Il était nécessaire de « heurter les consciences », afin de « crever ce mur de l’indifférence » entourant la réalité sordide du milieu pornographique, assume Sylvie Pierre-Brossolette, la présidente du Haut Conseil à l’égalité entre les femmes et les hommes (HCE). Avec son rapport « Pornocriminalité. Mettons fin à l’impunité de l’industrie pornographique », l’objectif est atteint. Ce travail-choc, qui doit être remis officiellement mercredi 27 septembre à Bérangère Couillard, la ministre déléguée chargée de l’égalité femmes-hommes, dresse un état des lieux terrifiant.
Pendant plus d’un an, la commission « violences faites aux femmes » du HCE s’est penchée sur les vidéos proposées aux internautes amateurs de porno. Elle a organisé de nombreuses auditions, recensé la littérature existante et mené une étude, en mars, sur quatre plates-formes pornographiques (PornHub, Xhamster, Xvideos, Xnxx).
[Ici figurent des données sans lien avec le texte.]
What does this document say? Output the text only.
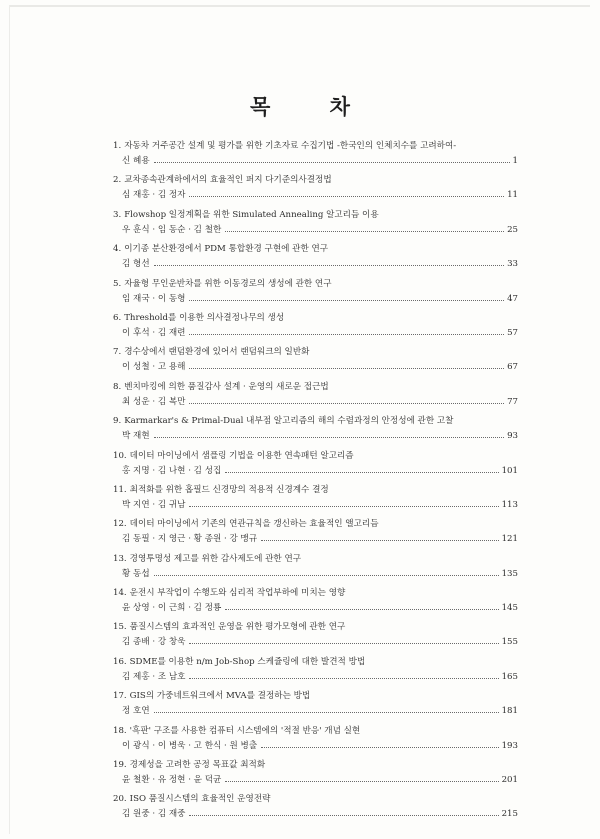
목 차
1. 자동차 거주공간 설계 및 평가를 위한 기초자료 수집기법 -한국인의 인체치수를 고려하여-
신 혜용	1
2. 교차종속관계하에서의 효율적인 퍼지 다기준의사결정법
심 재홍 · 김 정자	11
3. Flowshop 일정계획을 위한 Simulated Annealing 알고리듬 이용
우 훈식 · 임 동순 · 김 철한	25
4. 이기종 분산환경에서 PDM 통합환경 구현에 관한 연구
김 형선	33
5. 자율형 무인운반차를 위한 이동경로의 생성에 관한 연구
임 재국 · 이 동형	47
6. Threshold를 이용한 의사결정나무의 생성
이 후석 · 김 재련	57
7. 경수상에서 랜덤환경에 있어서 랜덤워크의 일반화
이 성철 · 고 용해	67
8. 벤치마킹에 의한 품질감사 설계 · 운영의 새로운 접근법
최 성운 · 김 복만	77
9. Karmarkar's & Primal-Dual 내부점 알고리즘의 해의 수렴과정의 안정성에 관한 고찰
박 재현	93
10. 데이터 마이닝에서 샘플링 기법을 이용한 연속패턴 알고리즘
홍 지명 · 김 나현 · 김 성집	101
11. 최적화를 위한 홉필드 신경망의 적용적 신경계수 결정
박 지연 · 김 귀남	113
12. 데이터 마이닝에서 기존의 연관규칙을 갱신하는 효율적인 앨고리듬
김 동필 · 지 영근 · 황 종원 · 강 맹규	121
13. 경영투명성 제고를 위한 감사제도에 관한 연구
황 동섭	135
14. 운전시 부작업이 수행도와 심리적 작업부하에 미치는 영향
윤 상영 · 이 근희 · 김 정룡	145
15. 품질시스템의 효과적인 운영을 위한 평가모형에 관한 연구
김 종배 · 강 창욱	155
16. SDME를 이용한 n/m Job-Shop 스케쥴링에 대한 발견적 방법
김 제홍 · 조 남호	165
17. GIS의 가중네트워크에서 MVA를 결정하는 방법
정 호연	181
18. '흑판' 구조를 사용한 컴퓨터 시스템에의 '적절 반응' 개념 실현
이 광식 · 이 병욱 · 고 한식 · 원 병출	193
19. 경제성을 고려한 공정 목표값 최적화
윤 철환 · 유 정현 · 윤 덕균	201
20. ISO 품질시스템의 효율적인 운영전략
김 원중 · 김 재중	215
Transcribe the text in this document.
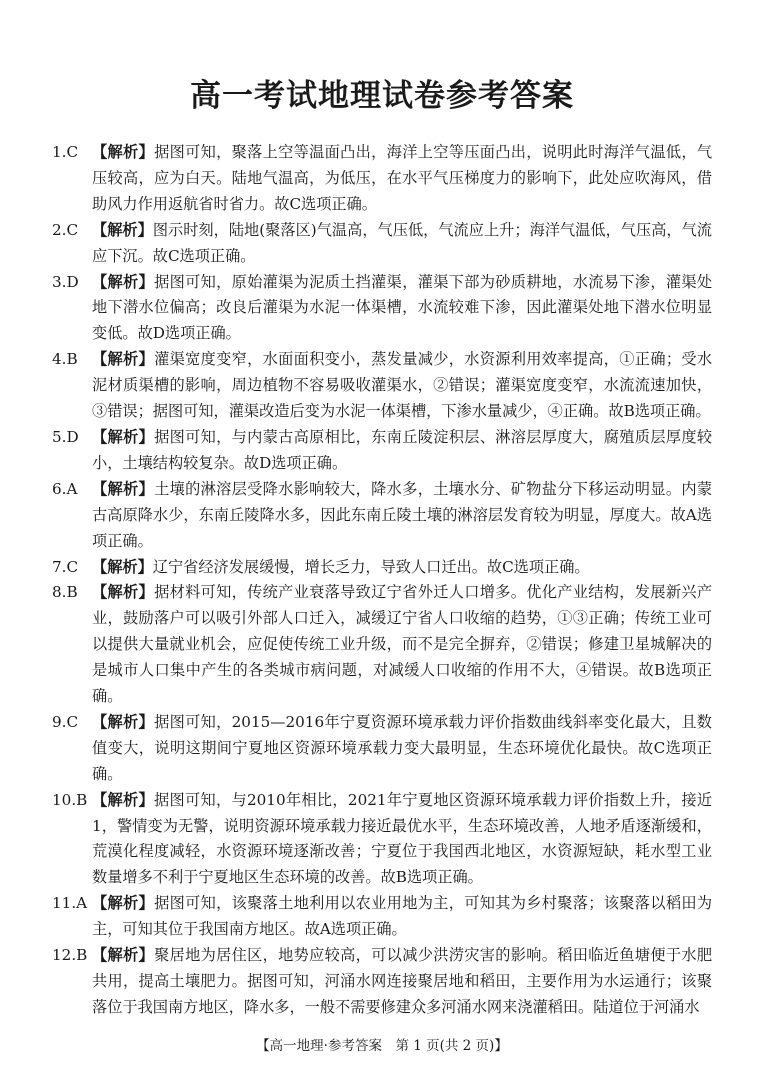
高一考试地理试卷参考答案
1.C 【 解析 】 据图可知，聚落上空等温面凸出，海洋上空等压面凸出，说明此时海洋气温低，气压较高，应为白天。陆地气温高，为低压，在水平气压梯度力的影响下，此处应吹海风，借助风力作用返航省时省力。故C选项正确。
2.C 【 解析 】 图示时刻，陆地(聚落区)气温高，气压低，气流应上升；海洋气温低，气压高，气流应下沉。故C选项正确。
3.D 【 解析 】 据图可知，原始灌渠为泥质土挡灌渠，灌渠下部为砂质耕地，水流易下渗，灌渠处地下潜水位偏高；改良后灌渠为水泥一体渠槽，水流较难下渗，因此灌渠处地下潜水位明显变低。故D选项正确。
4.B 【 解析 】 灌渠宽度变窄，水面面积变小，蒸发量减少，水资源利用效率提高，①正确；受水泥材质渠槽的影响，周边植物不容易吸收灌渠水，②错误；灌渠宽度变窄，水流流速加快，③错误；据图可知，灌渠改造后变为水泥一体渠槽，下渗水量减少，④正确。故B选项正确。
5.D 【 解析 】 据图可知，与内蒙古高原相比，东南丘陵淀积层、淋溶层厚度大，腐殖质层厚度较小，土壤结构较复杂。故D选项正确。
6.A 【 解析 】 土壤的淋溶层受降水影响较大，降水多，土壤水分、矿物盐分下移运动明显。内蒙古高原降水少，东南丘陵降水多，因此东南丘陵土壤的淋溶层发育较为明显，厚度大。故A选项正确。
7.C 【 解析 】 辽宁省经济发展缓慢，增长乏力，导致人口迁出。故C选项正确。
8.B 【 解析 】 据材料可知，传统产业衰落导致辽宁省外迁人口增多。优化产业结构，发展新兴产业，鼓励落户可以吸引外部人口迁入，减缓辽宁省人口收缩的趋势，①③正确；传统工业可以提供大量就业机会，应促使传统工业升级，而不是完全摒弃，②错误；修建卫星城解决的是城市人口集中产生的各类城市病问题，对减缓人口收缩的作用不大，④错误。故B选项正确。
9.C 【 解析 】 据图可知，2015—2016年宁夏资源环境承载力评价指数曲线斜率变化最大，且数值变大，说明这期间宁夏地区资源环境承载力变大最明显，生态环境优化最快。故C选项正确。
10.B 【 解析 】 据图可知，与2010年相比，2021年宁夏地区资源环境承载力评价指数上升，接近1，警情变为无警，说明资源环境承载力接近最优水平，生态环境改善，人地矛盾逐渐缓和，荒漠化程度减轻，水资源环境逐渐改善；宁夏位于我国西北地区，水资源短缺，耗水型工业数量增多不利于宁夏地区生态环境的改善。故B选项正确。
11.A 【 解析 】 据图可知，该聚落土地利用以农业用地为主，可知其为乡村聚落；该聚落以稻田为主，可知其位于我国南方地区。故A选项正确。
12.B 【 解析 】 聚居地为居住区，地势应较高，可以减少洪涝灾害的影响。稻田临近鱼塘便于水肥共用，提高土壤肥力。据图可知，河涌水网连接聚居地和稻田，主要作用为水运通行；该聚落位于我国南方地区，降水多，一般不需要修建众多河涌水网来浇灌稻田。陆道位于河涌水
【高一地理·参考答案　第 1 页(共 2 页)】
Plus de 230 pages restituent ces investigations, accompagnées d’un cri d’alarme du HCE, qui entend « alerter sur les atteintes graves à la dignité humaine et les conséquences graves de la diffusion illimitée et illégale de ces contenus sexuels ».
Violences physiques, agressions verbales et, dans bien des cas, actes de torture et de barbarie… Les contenus proposés regorgent d’images non seulement choquantes et avilissantes pour les femmes (en grande majorité) mais sont aussi passibles de sanctions pénales au regard de la législation française, dénonce le HCE.
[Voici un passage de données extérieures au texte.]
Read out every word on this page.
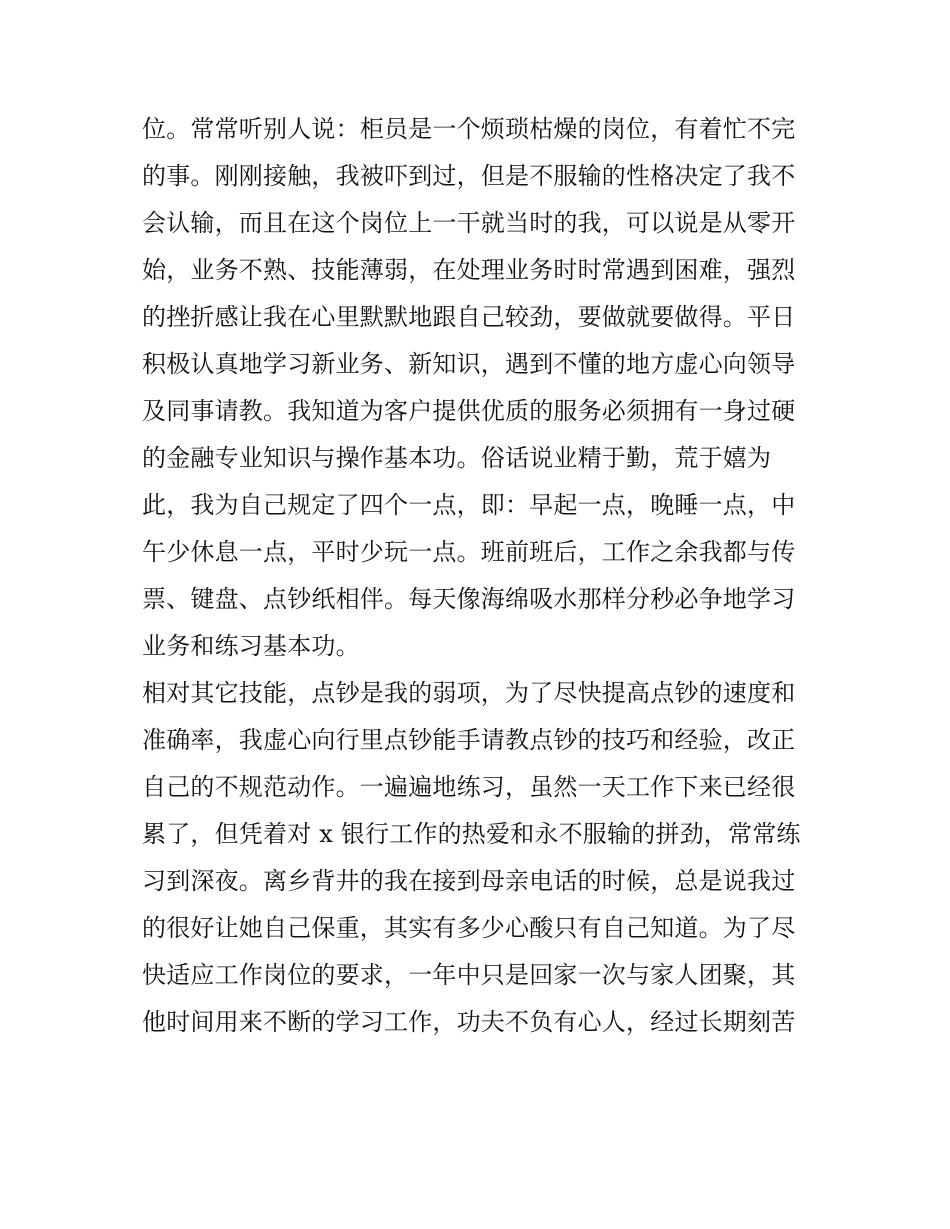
位。常常听别人说：柜员是一个烦琐枯燥的岗位，有着忙不完
的事。刚刚接触，我被吓到过，但是不服输的性格决定了我不
会认输，而且在这个岗位上一干就当时的我，可以说是从零开
始，业务不熟、技能薄弱，在处理业务时时常遇到困难，强烈
的挫折感让我在心里默默地跟自己较劲，要做就要做得。平日
积极认真地学习新业务、新知识，遇到不懂的地方虚心向领导
及同事请教。我知道为客户提供优质的服务必须拥有一身过硬
的金融专业知识与操作基本功。俗话说业精于勤，荒于嬉为
此，我为自己规定了四个一点，即：早起一点，晚睡一点，中
午少休息一点，平时少玩一点。班前班后，工作之余我都与传
票、键盘、点钞纸相伴。每天像海绵吸水那样分秒必争地学习
业务和练习基本功。
相对其它技能，点钞是我的弱项，为了尽快提高点钞的速度和
准确率，我虚心向行里点钞能手请教点钞的技巧和经验，改正
自己的不规范动作。一遍遍地练习，虽然一天工作下来已经很
累了，但凭着对 x 银行工作的热爱和永不服输的拼劲，常常练
习到深夜。离乡背井的我在接到母亲电话的时候，总是说我过
的很好让她自己保重，其实有多少心酸只有自己知道。为了尽
快适应工作岗位的要求，一年中只是回家一次与家人团聚，其
他时间用来不断的学习工作，功夫不负有心人，经过长期刻苦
L’instance consultative, chargée d’orienter la politique du gouvernement en matière d’égalité, reprend à son compte les propos de Laure Beccuau, procureure de la République de Paris. Auditionnée par le Sénat, qui avait consacré, en septembre 2022, le premier rapport parlementaire, intitulé « L’envers du décor », à ce sujet, la magistrate estimait que « 90 % des contenus pornographiques contiennent de la violence physique ou verbale, et sont donc pénalement répréhensibles ». « Notre rapport se veut un approfondissement et un prolongement de celui du Sénat », précise Mme Pierre-Brossolette.
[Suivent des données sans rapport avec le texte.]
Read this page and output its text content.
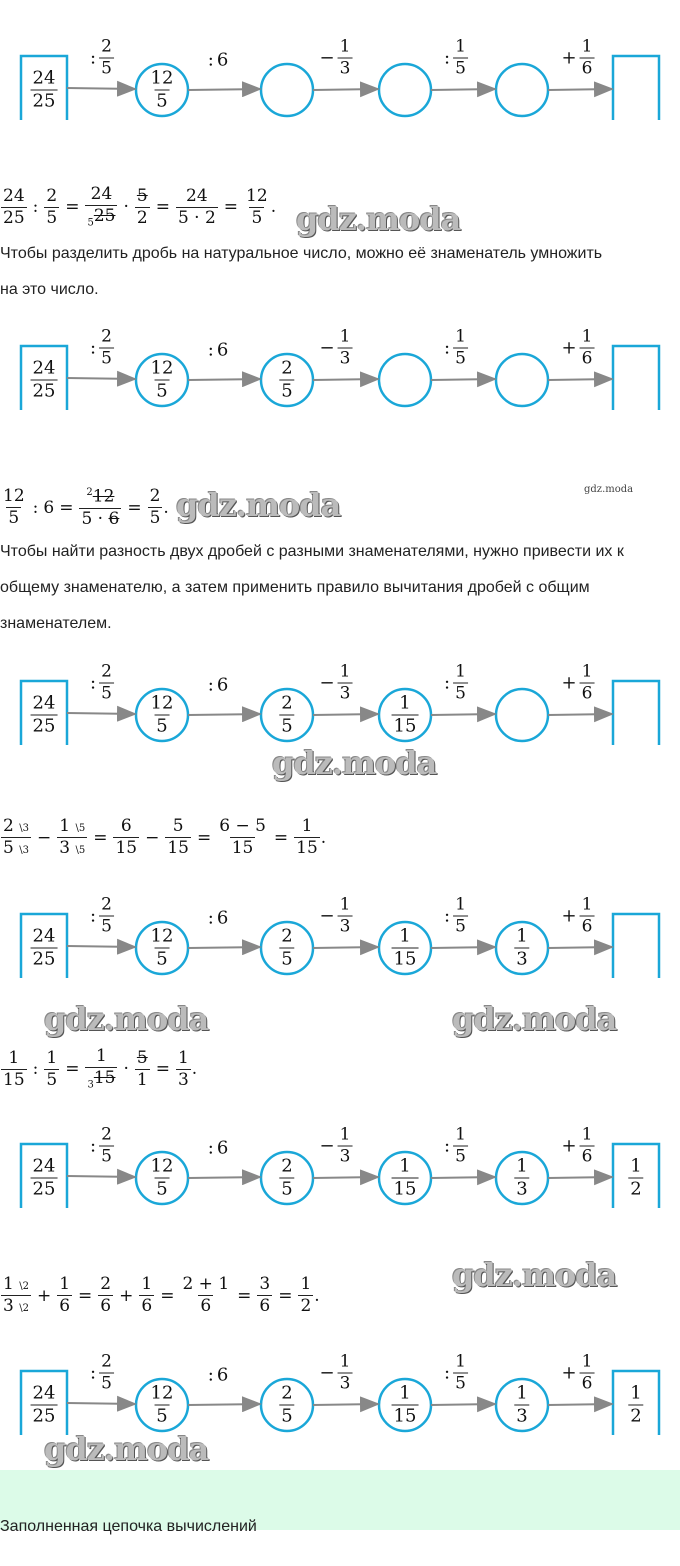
: $\frac{2}{5}$	: 6	− $\frac{1}{3}$	: $\frac{1}{5}$	+ $\frac{1}{6}$
$\frac{24}{25}$	$\frac{12}{5}$
: $\frac{2}{5}$	: 6	− $\frac{1}{3}$	: $\frac{1}{5}$	+ $\frac{1}{6}$
$\frac{24}{25}$	$\frac{12}{5}$	$\frac{2}{5}$
: $\frac{2}{5}$	: 6	− $\frac{1}{3}$	: $\frac{1}{5}$	+ $\frac{1}{6}$
$\frac{24}{25}$	$\frac{12}{5}$	$\frac{2}{5}$	$\frac{1}{15}$
: $\frac{2}{5}$	: 6	− $\frac{1}{3}$	: $\frac{1}{5}$	+ $\frac{1}{6}$
$\frac{24}{25}$	$\frac{12}{5}$	$\frac{2}{5}$	$\frac{1}{15}$	$\frac{1}{3}$
: $\frac{2}{5}$	: 6	− $\frac{1}{3}$	: $\frac{1}{5}$	+ $\frac{1}{6}$
$\frac{24}{25}$	$\frac{12}{5}$	$\frac{2}{5}$	$\frac{1}{15}$	$\frac{1}{3}$	$\frac{1}{2}$
: $\frac{2}{5}$	: 6	− $\frac{1}{3}$	: $\frac{1}{5}$	+ $\frac{1}{6}$
$\frac{24}{25}$	$\frac{12}{5}$	$\frac{2}{5}$	$\frac{1}{15}$	$\frac{1}{3}$	$\frac{1}{2}$
$\frac{24}{25}$ : $\frac{2}{5} = \frac{24}{_525} \cdot \frac{5}{2} = \frac{24}{5 \cdot 2} = \frac{12}{5}$ .
Чтобы разделить дробь на натуральное число, можно её знаменатель умножить на это число.
$\frac{12}{5}$ : $6 = \frac{^212}{5 \cdot 6} = \frac{2}{5}$ .
Чтобы найти разность двух дробей с разными знаменателями, нужно привести их к общему знаменателю, а затем применить правило вычитания дробей с общим знаменателем.
$\frac{2 \backslash 3}{5 \backslash 3} - \frac{1 \backslash 5}{3 \backslash 5} = \frac{6}{15} - \frac{5}{15} = \frac{6 - 5}{15} = \frac{1}{15}$ .
$\frac{1}{15}$ : $\frac{1}{5} = \frac{1}{_315} \cdot \frac{5}{1} = \frac{1}{3}$ .
$\frac{1 \backslash 2}{3 \backslash 2} + \frac{1}{6} = \frac{2}{6} + \frac{1}{6} = \frac{2 + 1}{6} = \frac{3}{6} = \frac{1}{2}$ .
gdz.moda
gdz.moda	gdz.moda
gdz.moda
gdz.moda	gdz.moda
gdz.moda
gdz.moda
Заполненная цепочка вычислений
« Femmes torturées, asphyxiées »
En effectuant une recherche sur quatre sites diffuseurs de tels contenus en France, le HCE a comptabilisé 70 118 vidéos sous le mot-clé « surprise », 13 898 sous celui de « torture ». Au moins 1,4 million de vidéos contenant des pratiques sadiques sont recensées. On y trouve « des femmes torturées par électrocution, des femmes asphyxiées dans des sacs plastiques, des femmes hurlant de douleur ». Or, dans ces vidéos accessibles en quelques clics, les actes ne sont pas simulés. C’est une « réalité effrayante : une partie importante des vidéos pornographiques diffusées sont des vidéos de viols filmés, du “revenge porn”, ou elles ont été obtenues par la contrainte dans des réseaux d’exploitation sexuelle, souligne le rapport. La souffrance est parfaitement visible et en même temps érotisée ».